Bölüm 446: İstediğim Mutlak Fetih - Fenrir Scans
Karanlık Mod?

Bölüm 446: İstediğim Mutlak Fetih

En Güçlü Sistemle Yeni Bir Hayat novelini en güncel şekilde Fenrir Scansdan okuyun.
A+ A-

Gümüşay Kıtasının iki Muhafızı Jekyll'i takip etmekle meşgulken, Elf Savunucuları sonunda rahat bir nefes alabildiler. Şifacılar yaralılarla ve Celine'in Kara Büyüsünden muzdarip olanlarla ilgilenirken, geri kalanlar çevrelerini dengelemek için Toprak Büyüsünü kullanıyordu.

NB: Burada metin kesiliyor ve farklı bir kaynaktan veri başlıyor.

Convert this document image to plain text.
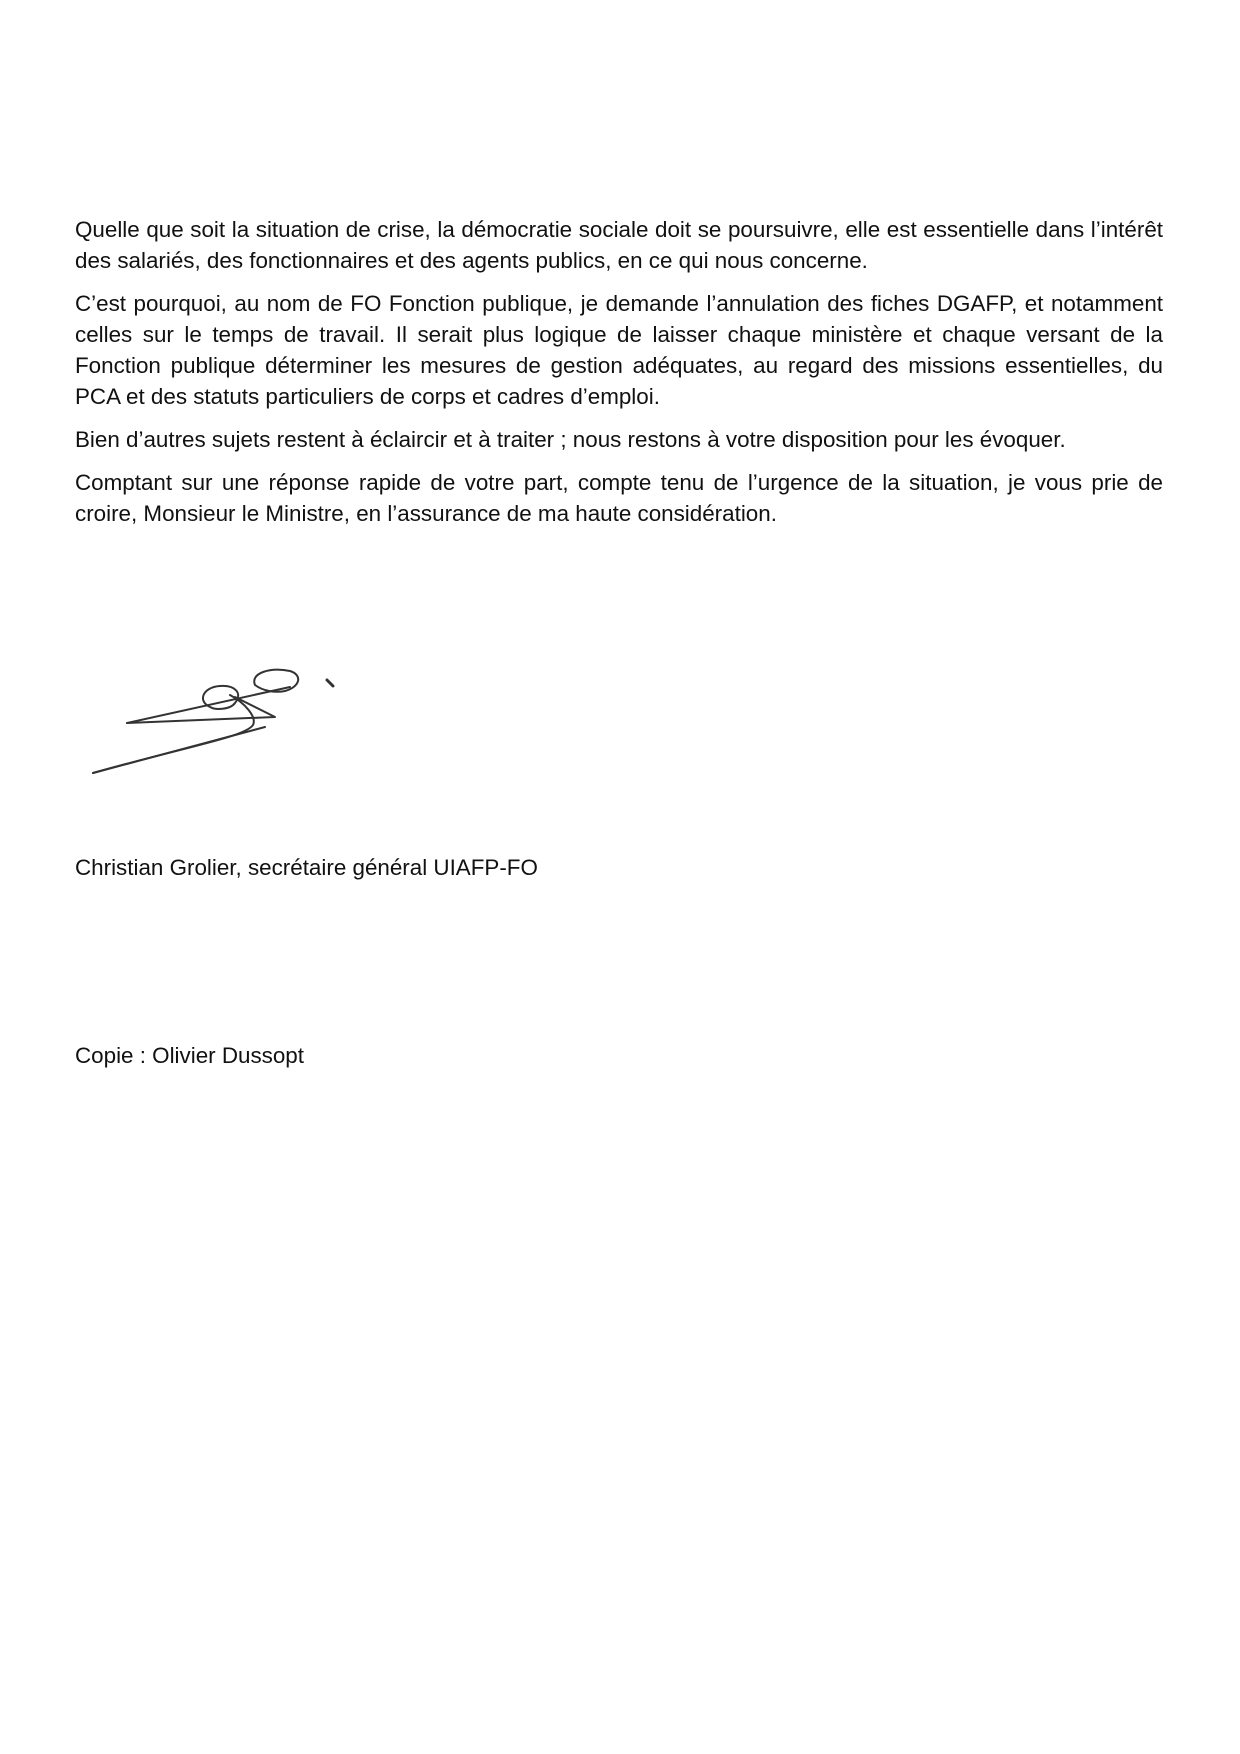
Quelle que soit la situation de crise, la démocratie sociale doit se poursuivre, elle est essentielle dans l’intérêt des salariés, des fonctionnaires et des agents publics, en ce qui nous concerne.

C’est pourquoi, au nom de FO Fonction publique, je demande l’annulation des fiches DGAFP, et notamment celles sur le temps de travail. Il serait plus logique de laisser chaque ministère et chaque versant de la Fonction publique déterminer les mesures de gestion adéquates, au regard des missions essentielles, du PCA et des statuts particuliers de corps et cadres d’emploi.

Bien d’autres sujets restent à éclaircir et à traiter ; nous restons à votre disposition pour les évoquer.

Comptant sur une réponse rapide de votre part, compte tenu de l’urgence de la situation, je vous prie de croire, Monsieur le Ministre, en l’assurance de ma haute considération.

Christian Grolier, secrétaire général UIAFP-FO
Copie : Olivier Dussopt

Mağara ciddi hasar almıştı ve yakın zamanda çökmesini istemiyorlardı.

Bir Kılıç Ustası ve Bir Baş Büyücü, yer üstünde neler olup bittiğini kontrol etmek için savunucuları terk etti ve geri kalanları ışınlanma kapılarını savunmaya bıraktı.

Beş dakika sonra yaralı Elflerden biri etrafına baktı çünkü hassas işitme duyusu bir şeyler yakalamıştı.

“Sorun nedir?” Ona bakan Elf Rahip sordu çünkü bir şeylerin ters gittiğini fark etti.

“Duyuyormusun?” Yaralı Elf sordu çünkü bir süre önce duyduğu ses giderek güçleniyordu. “Bir tür cıvıl cıvıl sesler duyuyorum.”

Konuşmalarına kulak misafiri olan Elflerden bazıları sessizleşti ve çevrelerini dinledi. Çok geçmeden hepsinin gözleri belli bir yöne doğru hareket etti ve orası…

Ayaklarının altındaki yer aniden kaydı ve geniş bir çene kemiği yerden dışarı fırladı.

Birkaç Savaşçı Karınca, Elf Savunucularının tam altından yerden çıkarken mağara duvarlarında alarm çığlıkları yankılandı.

Milenyum Sıralamasındaki dört Dev Altın Karınca öfkeyle saldırdı ve Işınlanma Kapısına doğru yöneldi. Arkalarında üç Kılıç Azizi ve bir Başbüyücü vardı.

“Kraetor İmparatorluğu!” Elf Baş Büyücüsü kendisini korumak için bir savunma büyüsü yaptı ama bir saniye gecikti.

Şeffaf bir bıçak bir saniyeden kısa sürede canını alırken başı yana kaydı.

Elf Kılıç Ustası, üç Kılıç Azizinin saldırılarıyla aynı anda başa çıkamayacağını biliyordu, bu yüzden hemen elindeki ışınlanma parşömenini kullandı.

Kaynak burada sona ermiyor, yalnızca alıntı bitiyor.